Albert Einstein stellt seine allgemeine Relativitätstheorie erstmals im November 1915 in Berlin vor. Zu den frühen Befürwortern und Förderern der neuen Ideen gehört der ETH-Professor Hermann Weyl (1885–1955). Einstein bedankt sich überschwänglich für die Unterstützung aus Zürich und „beweist“ die Unterlegenheit der Gegner seiner Theorie.
Anfang des Briefes von Albert Einstein an Hermann Weyl vom 23. November 1916 (ETH-Bibliothek, Hochschularchiv ETH Zürich, Hs 91:536, Digitalisat und Transkription des Briefes)

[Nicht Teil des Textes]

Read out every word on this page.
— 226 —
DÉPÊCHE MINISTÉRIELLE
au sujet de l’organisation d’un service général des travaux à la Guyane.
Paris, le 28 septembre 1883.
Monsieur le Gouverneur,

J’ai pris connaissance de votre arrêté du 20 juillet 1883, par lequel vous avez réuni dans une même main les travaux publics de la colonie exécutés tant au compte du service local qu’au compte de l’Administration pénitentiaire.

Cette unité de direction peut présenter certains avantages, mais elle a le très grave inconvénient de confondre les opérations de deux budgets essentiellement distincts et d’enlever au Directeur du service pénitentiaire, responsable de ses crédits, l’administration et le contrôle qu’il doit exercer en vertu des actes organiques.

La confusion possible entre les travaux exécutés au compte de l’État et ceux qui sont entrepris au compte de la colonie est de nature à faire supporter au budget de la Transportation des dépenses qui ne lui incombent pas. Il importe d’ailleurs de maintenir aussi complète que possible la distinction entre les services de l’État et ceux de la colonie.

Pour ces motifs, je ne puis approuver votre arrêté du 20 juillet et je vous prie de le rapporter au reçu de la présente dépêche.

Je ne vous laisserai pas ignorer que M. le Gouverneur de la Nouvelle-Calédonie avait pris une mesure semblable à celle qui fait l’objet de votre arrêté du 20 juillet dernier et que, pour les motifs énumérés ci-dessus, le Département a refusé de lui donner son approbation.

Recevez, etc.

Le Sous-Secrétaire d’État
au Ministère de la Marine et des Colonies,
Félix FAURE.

Als Hermann Weyl 1913 als Professor für höhere Mathematik an die ETH Zürich berufen wurde, traf er im Kollegium auf Albert Einstein. In der kurzen Zeit, die der ETH-Absolvent Einstein zwischen 1912 und 1914 an seiner ehemaligen Alma Mater als Professor verbrachte, arbeitete er an der Erweiterung seiner 1905 publizierten speziellen Relativitätstheorie. Während seine Frau mit den beiden Kindern in Zürich blieb, wechselte Einstein im Frühling 1914 von der ETH Zürich an die Preussische Akademie der Wissenschaften in Berlin. Dort gelang ihm die Fertigstellung der Allgemeinen Relativitätstheorie, die er am 25. November 1915 der Akademie vorstellte.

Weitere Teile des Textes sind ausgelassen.